Magnetic Structure of Magnesium Chromite

Abstract

The magnetic structure of the normal cubic spinel Mg${\mathrm{Cr}}_2$ ${\mathrm{O}}_4$ ($a_0=8.335\mathrm{}$ Å) was investigated by means of neutron diffraction. Two distinct transitions to magnetically ordered states were found at ∼16 and ∼13.5°K. The reflections associated with the 16°K transition are explained by a class of noncollinear antiferromagnetic structures with a magnetic unit cell identical with the chemical cubic unit cell.

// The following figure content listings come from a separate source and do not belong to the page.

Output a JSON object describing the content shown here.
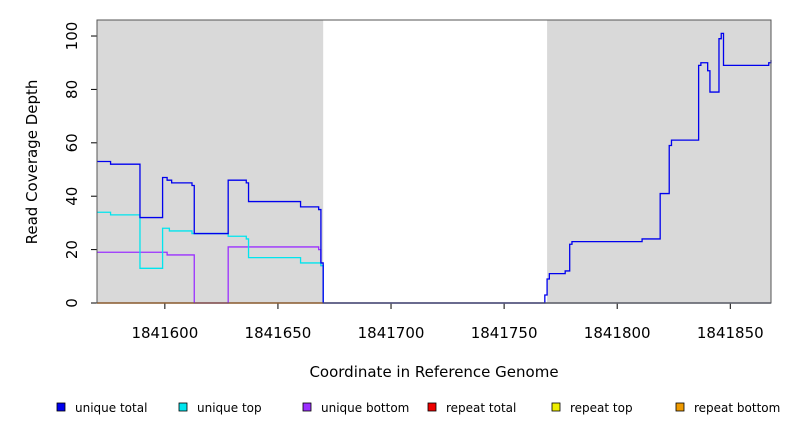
{
  "chart_data": {
    "type": "line",
    "title": "",
    "xlabel": "Coordinate in Reference Genome",
    "ylabel": "Read Coverage Depth",
    "xlim": [
      1841570,
      1841868
    ],
    "ylim": [
      0,
      106
    ],
    "xticks": [
      1841600,
      1841650,
      1841700,
      1841750,
      1841800,
      1841850
    ],
    "xtick_labels": [
      "1841600",
      "1841650",
      "1841700",
      "1841750",
      "1841800",
      "1841850"
    ],
    "yticks": [
      0,
      20,
      40,
      60,
      80,
      100
    ],
    "ytick_labels": [
      "0",
      "20",
      "40",
      "60",
      "80",
      "100"
    ],
    "shaded_regions": [
      {
        "x0": 1841570,
        "x1": 1841670,
        "color": "#d9d9d9"
      },
      {
        "x0": 1841769,
        "x1": 1841868,
        "color": "#d9d9d9"
      }
    ],
    "legend_position": "bottom",
    "series": [
      {
        "name": "unique total",
        "color": "#0000ee",
        "x": [
          1841570,
          1841576,
          1841589,
          1841599,
          1841601,
          1841603,
          1841612,
          1841613,
          1841628,
          1841636,
          1841637,
          1841660,
          1841668,
          1841669,
          1841670,
          1841768,
          1841769,
          1841770,
          1841771,
          1841777,
          1841778,
          1841779,
          1841780,
          1841811,
          1841819,
          1841823,
          1841824,
          1841825,
          1841836,
          1841837,
          1841840,
          1841841,
          1841845,
          1841846,
          1841847,
          1841849,
          1841867,
          1841868
        ],
        "y": [
          53,
          52,
          32,
          47,
          46,
          45,
          44,
          26,
          46,
          45,
          38,
          36,
          35,
          15,
          0,
          3,
          9,
          11,
          11,
          12,
          12,
          22,
          23,
          24,
          41,
          59,
          61,
          61,
          89,
          90,
          87,
          79,
          99,
          101,
          89,
          89,
          90,
          91
        ],
        "end_x": 1841868
      },
      {
        "name": "unique top",
        "color": "#00e5ee",
        "x": [
          1841570,
          1841576,
          1841589,
          1841599,
          1841602,
          1841612,
          1841628,
          1841636,
          1841637,
          1841660,
          1841669,
          1841670,
          1841769
        ],
        "y": [
          34,
          33,
          13,
          28,
          27,
          26,
          25,
          24,
          17,
          15,
          14,
          0,
          0
        ],
        "end_x": 1841868
      },
      {
        "name": "unique bottom",
        "color": "#9b30ff",
        "x": [
          1841570,
          1841601,
          1841613,
          1841628,
          1841636,
          1841668,
          1841669,
          1841670
        ],
        "y": [
          19,
          18,
          0,
          21,
          21,
          20,
          14,
          0
        ],
        "end_x": 1841868
      },
      {
        "name": "repeat total",
        "color": "#ee0000",
        "x": [
          1841570
        ],
        "y": [
          0
        ],
        "end_x": 1841868
      },
      {
        "name": "repeat top",
        "color": "#eeee00",
        "x": [
          1841570
        ],
        "y": [
          0
        ],
        "end_x": 1841868
      },
      {
        "name": "repeat bottom",
        "color": "#ee9a00",
        "x": [
          1841570
        ],
        "y": [
          0
        ],
        "end_x": 1841670
      }
    ]
  }
}
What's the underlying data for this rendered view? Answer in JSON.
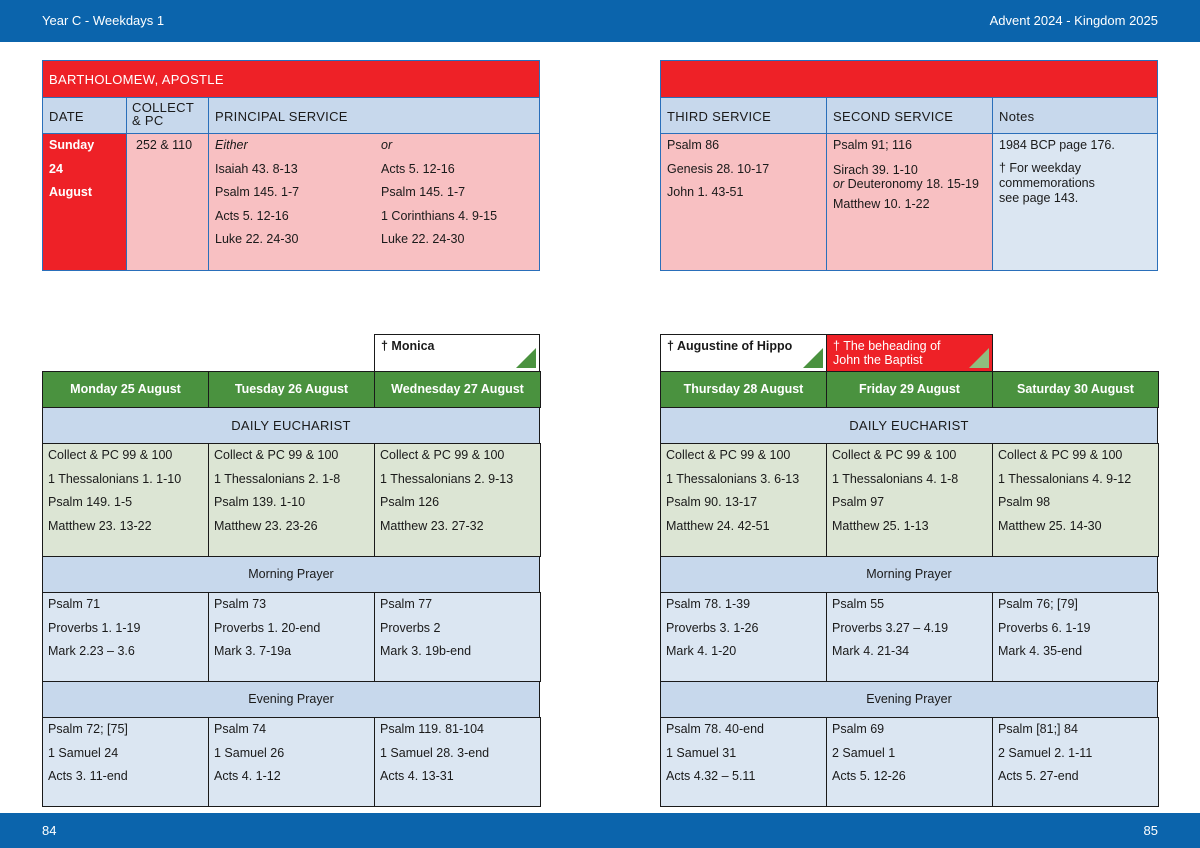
{
  "header": {
    "left": "Year C - Weekdays 1",
    "right": "Advent  2024 - Kingdom 2025"
  },
  "footer": {
    "left_page": "84",
    "right_page": "85"
  },
  "feast": {
    "title": "BARTHOLOMEW, APOSTLE",
    "col_date": "DATE",
    "col_collect": "COLLECT & PC",
    "col_principal": "PRINCIPAL SERVICE",
    "col_third": "THIRD SERVICE",
    "col_second": "SECOND SERVICE",
    "col_notes": "Notes",
    "date_lines": [
      "Sunday",
      "24",
      "August"
    ],
    "collect": "252 & 110",
    "principal_a": [
      "Either",
      "Isaiah 43. 8-13",
      "Psalm 145. 1-7",
      "Acts 5. 12-16",
      "Luke 22. 24-30"
    ],
    "principal_b": [
      "or",
      "Acts 5. 12-16",
      "Psalm 145. 1-7",
      "1 Corinthians 4. 9-15",
      "Luke 22. 24-30"
    ],
    "third": [
      "Psalm 86",
      "Genesis 28. 10-17",
      "John 1. 43-51"
    ],
    "second": [
      "Psalm 91; 116",
      "Sirach 39. 1-10",
      "Deuteronomy 18. 15-19",
      "Matthew 10. 1-22"
    ],
    "second_or": "or",
    "notes": [
      "1984 BCP page 176.",
      "† For weekday",
      "commemorations",
      "see page 143."
    ]
  },
  "commemorations": {
    "wed": "† Monica",
    "thu": "† Augustine of Hippo",
    "fri": [
      "† The beheading of",
      "John the Baptist"
    ]
  },
  "sections": {
    "eucharist": "DAILY EUCHARIST",
    "morning": "Morning Prayer",
    "evening": "Evening Prayer"
  },
  "days": [
    {
      "name": "Monday 25 August",
      "eucharist": [
        "Collect & PC 99 & 100",
        "1 Thessalonians 1. 1-10",
        "Psalm 149. 1-5",
        "Matthew 23. 13-22"
      ],
      "morning": [
        "Psalm 71",
        "Proverbs 1. 1-19",
        "Mark 2.23 – 3.6"
      ],
      "evening": [
        "Psalm 72; [75]",
        "1 Samuel 24",
        "Acts 3. 11-end"
      ]
    },
    {
      "name": "Tuesday 26 August",
      "eucharist": [
        "Collect & PC 99 & 100",
        "1 Thessalonians 2. 1-8",
        "Psalm 139. 1-10",
        "Matthew 23. 23-26"
      ],
      "morning": [
        "Psalm 73",
        "Proverbs 1. 20-end",
        "Mark 3. 7-19a"
      ],
      "evening": [
        "Psalm 74",
        "1 Samuel 26",
        "Acts 4. 1-12"
      ]
    },
    {
      "name": "Wednesday 27 August",
      "eucharist": [
        "Collect & PC 99 & 100",
        "1 Thessalonians 2. 9-13",
        "Psalm 126",
        "Matthew 23. 27-32"
      ],
      "morning": [
        "Psalm 77",
        "Proverbs 2",
        "Mark 3. 19b-end"
      ],
      "evening": [
        "Psalm 119. 81-104",
        "1 Samuel 28. 3-end",
        "Acts 4. 13-31"
      ]
    },
    {
      "name": "Thursday 28 August",
      "eucharist": [
        "Collect & PC 99 & 100",
        "1 Thessalonians 3. 6-13",
        "Psalm 90. 13-17",
        "Matthew 24. 42-51"
      ],
      "morning": [
        "Psalm 78. 1-39",
        "Proverbs 3. 1-26",
        "Mark 4. 1-20"
      ],
      "evening": [
        "Psalm 78. 40-end",
        "1 Samuel 31",
        "Acts 4.32 – 5.11"
      ]
    },
    {
      "name": "Friday 29 August",
      "eucharist": [
        "Collect & PC 99 & 100",
        "1 Thessalonians 4. 1-8",
        "Psalm 97",
        "Matthew 25. 1-13"
      ],
      "morning": [
        "Psalm 55",
        "Proverbs 3.27 – 4.19",
        "Mark 4. 21-34"
      ],
      "evening": [
        "Psalm 69",
        "2 Samuel 1",
        "Acts 5. 12-26"
      ]
    },
    {
      "name": "Saturday 30 August",
      "eucharist": [
        "Collect & PC 99 & 100",
        "1 Thessalonians 4. 9-12",
        "Psalm 98",
        "Matthew 25. 14-30"
      ],
      "morning": [
        "Psalm 76; [79]",
        "Proverbs 6. 1-19",
        "Mark 4. 35-end"
      ],
      "evening": [
        "Psalm [81;] 84",
        "2 Samuel 2. 1-11",
        "Acts 5. 27-end"
      ]
    }
  ],
  "colors": {
    "brand_blue": "#0b64ac",
    "feast_red": "#ee2127",
    "day_green": "#4a923f"
  }
}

The most symmetric of these high-temperature ($H$) structures belongs to the space group $P\overline{4}{2}^{\prime }{\mathrm{m}}^{\prime }$. The $H$-structure reflections appeared with different intensities relative to the nuclear reflections in three samples and did not appear at all in two other samples. The low-temperature ($L$) reflections associated with the 13.5°K transition are explained by either of two nonequivalent noncollinear antiferromagnetic $L$ structures which belong to space groups $P_{2b}{2}^{\prime }{2}^{\prime }{2}_1$ and $P_{2b}222$ with a magnetic unit cell ($2a_0, 2a_0, a_0$). The intensities of the $L$ reflections relative to the intensities of the nuclear reflections varied somewhat among the five samples. It is suggested that the $H$ and $L$ structures represent two different phases which coexist below 13.5°K. The intensities of the magnetic reflections ($H+L$) are accounted for by a magnetic moment of about $2.2{\mu }_B$ per ${\mathrm{Cr}}^{3+}$.